Mitigating the Antigenic Data Bottleneck: Semi-supervised Learning with Protein Language Models for Influenza A Surveillance
Yanhua Xu
TL;DR
This work tackles the bottleneck in antigenicity labeling for Influenza A by leveraging Protein Language Models (PLMs) in combination with Semi-Supervised Learning (SSL) to predict HA antigenicity using largely unlabeled genomic data. By evaluating four PLM embeddings (ESM-2, ProtVec, ProtBert, ProtT5) across two SSL strategies (Self-training, Label Spreading) under nested cross-validation and simulated label scarcity, the study shows that SSL enhances performance when labels are scarce, with ESM-2 offering robust performance even at 25% labeling. The findings reveal subtype- and embedding-dependent dynamics, with H1N1/H9N2 predicted well while H3N2 remains challenging; SSL can mitigate some of this difficulty but may not fully overcome it. Overall, the PLM+SSL framework provides a data-efficient approach to prioritize variants and support timely vaccine strain selection in surveillance systems.
Abstract
Influenza A viruses (IAVs) evolve antigenically at a pace that requires frequent vaccine updates, yet the haemagglutination inhibition (HI) assays used to quantify antigenicity are labor-intensive and unscalable. As a result, genomic data vastly outpace available phenotypic labels, limiting the effectiveness of traditional supervised models. We hypothesize that combining pre-trained Protein Language Models (PLMs) with Semi-Supervised Learning (SSL) can retain high predictive accuracy even when labeled data are scarce.

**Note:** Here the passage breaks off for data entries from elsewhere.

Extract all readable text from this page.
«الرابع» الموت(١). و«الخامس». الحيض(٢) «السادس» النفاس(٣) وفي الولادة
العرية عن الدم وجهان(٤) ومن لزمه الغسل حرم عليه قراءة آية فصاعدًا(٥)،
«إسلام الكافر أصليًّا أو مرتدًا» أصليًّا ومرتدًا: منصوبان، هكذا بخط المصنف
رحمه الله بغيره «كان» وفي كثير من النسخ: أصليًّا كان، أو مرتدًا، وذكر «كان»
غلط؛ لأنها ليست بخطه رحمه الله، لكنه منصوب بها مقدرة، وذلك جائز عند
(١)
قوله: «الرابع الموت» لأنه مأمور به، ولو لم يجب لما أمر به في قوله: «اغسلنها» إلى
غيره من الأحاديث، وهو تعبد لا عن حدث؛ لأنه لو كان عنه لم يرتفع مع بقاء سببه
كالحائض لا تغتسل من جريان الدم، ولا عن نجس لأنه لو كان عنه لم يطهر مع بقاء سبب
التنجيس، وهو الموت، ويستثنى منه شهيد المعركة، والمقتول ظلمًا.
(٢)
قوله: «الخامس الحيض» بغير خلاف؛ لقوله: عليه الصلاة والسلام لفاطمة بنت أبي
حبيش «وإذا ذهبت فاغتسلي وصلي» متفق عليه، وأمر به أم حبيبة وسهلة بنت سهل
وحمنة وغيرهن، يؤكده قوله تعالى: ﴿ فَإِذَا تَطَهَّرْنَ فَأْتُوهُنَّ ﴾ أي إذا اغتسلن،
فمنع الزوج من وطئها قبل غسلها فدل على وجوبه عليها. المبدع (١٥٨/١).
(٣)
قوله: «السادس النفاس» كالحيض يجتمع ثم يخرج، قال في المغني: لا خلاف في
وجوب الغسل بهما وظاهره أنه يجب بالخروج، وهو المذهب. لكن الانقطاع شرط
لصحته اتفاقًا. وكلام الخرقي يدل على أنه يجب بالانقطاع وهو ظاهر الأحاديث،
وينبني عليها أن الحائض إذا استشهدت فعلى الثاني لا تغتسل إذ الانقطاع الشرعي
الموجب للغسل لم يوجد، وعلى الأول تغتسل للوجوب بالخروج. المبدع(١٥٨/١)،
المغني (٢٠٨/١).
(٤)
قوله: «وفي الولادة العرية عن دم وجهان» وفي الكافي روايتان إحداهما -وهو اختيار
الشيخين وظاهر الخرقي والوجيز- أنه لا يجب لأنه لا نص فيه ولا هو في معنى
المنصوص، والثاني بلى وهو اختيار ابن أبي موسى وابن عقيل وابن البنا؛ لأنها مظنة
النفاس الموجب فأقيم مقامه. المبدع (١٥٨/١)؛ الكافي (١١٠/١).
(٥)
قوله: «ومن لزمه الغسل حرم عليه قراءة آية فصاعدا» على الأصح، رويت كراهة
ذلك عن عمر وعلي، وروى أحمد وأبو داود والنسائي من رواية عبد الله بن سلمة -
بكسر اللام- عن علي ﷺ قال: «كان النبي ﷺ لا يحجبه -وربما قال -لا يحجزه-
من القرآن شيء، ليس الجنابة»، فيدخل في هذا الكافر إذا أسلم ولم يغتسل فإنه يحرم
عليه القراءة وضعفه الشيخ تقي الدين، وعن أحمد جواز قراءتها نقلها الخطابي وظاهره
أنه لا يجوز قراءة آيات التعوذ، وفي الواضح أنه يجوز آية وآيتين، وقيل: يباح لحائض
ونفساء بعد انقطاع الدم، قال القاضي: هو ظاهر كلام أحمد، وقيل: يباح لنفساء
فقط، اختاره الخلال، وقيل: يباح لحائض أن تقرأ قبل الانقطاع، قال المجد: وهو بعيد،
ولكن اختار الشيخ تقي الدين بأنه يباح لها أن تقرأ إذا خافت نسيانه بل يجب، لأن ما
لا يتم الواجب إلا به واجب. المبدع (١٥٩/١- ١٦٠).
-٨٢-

We evaluated two SSL strategies, Self-training and Label Spreading, against fully supervised baselines using four PLM-derived embeddings (ESM-2, ProtVec, ProtT5, ProtBert) applied to haemagglutinin (HA) sequences. A nested cross-validation framework simulated low-label regimes (25%, 50%, 75%, and 100% label availability) across four IAV subtypes (H1N1, H3N2, H5N1, H9N2). SSL consistently improved performance under label scarcity. Self-training with ProtVec produced the largest relative gains, showing that SSL can compensate for lower-resolution representations. ESM-2 remained highly robust, achieving F1 scores above 0.82 with only 25% labeled data, indicating that its embeddings capture key antigenic determinants. While H1N1 and H9N2 were predicted with high accuracy, the hypervariable H3N2 subtype remained challenging, although SSL mitigated the performance decline. These findings demonstrate that integrating PLMs with SSL can address the antigenicity labeling bottleneck and enable more effective use of unlabeled surveillance sequences, supporting rapid variant prioritization and timely vaccine strain selection.